Ethiopia faces an epidemic among sub-populations and geographic areas, with an estimated overall HIV prevalence rate of 1.4 percent, based on testing a sample of 5,780 men and 5,300 women age 15 to 49 who gave informed consent. The reality in the actual population turns above 3.3%. Within the individual regions, this testing found the prevailing rate varied from 0.2 in the SNNPR to a high of 6.0 percent in the Gambela Region. While previous estimations were higher, expansion of surveillance data and improved analyses resulted in significantly lower estimations for 2005. Based on the same survey, HIV prevalence has declined to about 3.2% from 4.7% percent in urban areas.3.3 % of Ethiopia population have affected by HIV in 2006.

==Risk of infection==
The primary mode of HIV transmission in Ethiopia is heterosexual contact. Young women are more vulnerable to infection than young men; urban women are three times as likely to be infected as urban men, although in rural areas the difference between genders is negligible.

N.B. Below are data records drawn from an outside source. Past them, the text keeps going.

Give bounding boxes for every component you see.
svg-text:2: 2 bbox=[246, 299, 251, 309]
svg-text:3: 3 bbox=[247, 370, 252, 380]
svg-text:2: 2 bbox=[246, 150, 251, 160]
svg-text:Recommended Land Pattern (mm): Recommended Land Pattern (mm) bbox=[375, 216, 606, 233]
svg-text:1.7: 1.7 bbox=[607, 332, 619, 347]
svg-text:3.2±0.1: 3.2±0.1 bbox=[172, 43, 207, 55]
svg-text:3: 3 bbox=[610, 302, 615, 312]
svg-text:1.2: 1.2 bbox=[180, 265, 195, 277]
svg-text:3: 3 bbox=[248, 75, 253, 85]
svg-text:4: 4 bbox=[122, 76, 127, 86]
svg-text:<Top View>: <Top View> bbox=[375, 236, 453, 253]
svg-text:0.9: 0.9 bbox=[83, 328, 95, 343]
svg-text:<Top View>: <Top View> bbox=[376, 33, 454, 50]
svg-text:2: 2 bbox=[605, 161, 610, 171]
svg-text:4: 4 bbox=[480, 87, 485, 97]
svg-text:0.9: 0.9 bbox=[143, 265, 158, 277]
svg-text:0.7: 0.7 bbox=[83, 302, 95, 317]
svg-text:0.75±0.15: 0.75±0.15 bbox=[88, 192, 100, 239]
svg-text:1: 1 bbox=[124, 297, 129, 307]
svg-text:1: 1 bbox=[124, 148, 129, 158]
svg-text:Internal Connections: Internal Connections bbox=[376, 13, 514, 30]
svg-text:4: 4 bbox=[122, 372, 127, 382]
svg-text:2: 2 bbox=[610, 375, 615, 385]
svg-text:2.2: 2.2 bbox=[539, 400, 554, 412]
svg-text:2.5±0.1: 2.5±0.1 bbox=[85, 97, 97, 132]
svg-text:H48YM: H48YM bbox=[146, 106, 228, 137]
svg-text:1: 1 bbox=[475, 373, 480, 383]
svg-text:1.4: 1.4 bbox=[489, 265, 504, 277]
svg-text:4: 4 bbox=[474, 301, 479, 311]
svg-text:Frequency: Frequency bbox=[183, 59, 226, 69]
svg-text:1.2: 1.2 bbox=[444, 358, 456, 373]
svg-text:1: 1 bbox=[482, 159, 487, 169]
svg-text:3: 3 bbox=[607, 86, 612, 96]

Populations at higher risk for HIV infection include sex workers, police officers and members of the military.

==Other problems==
Reduced productivity, civil conflict, poor farming conditions, and recurrent droughts leave 10,000 to 150,000 people at risk of starvation each year. In the health sector, there is a shortage of health workers and counselors, in addition to poor access to sparse health services, inadequate sanitation, inefficient procurement systems, and weak monitoring and evaluation systems. Conflict, famine and drought have led to widespread population movements, adding to displacements caused by cross-border tensions. As of January 2009, there were an estimated 97,300 refugees in Ethiopia.

==Treatment==
A program is being developed to distribute generic drugs donated by various aid groups to women of childbearing years.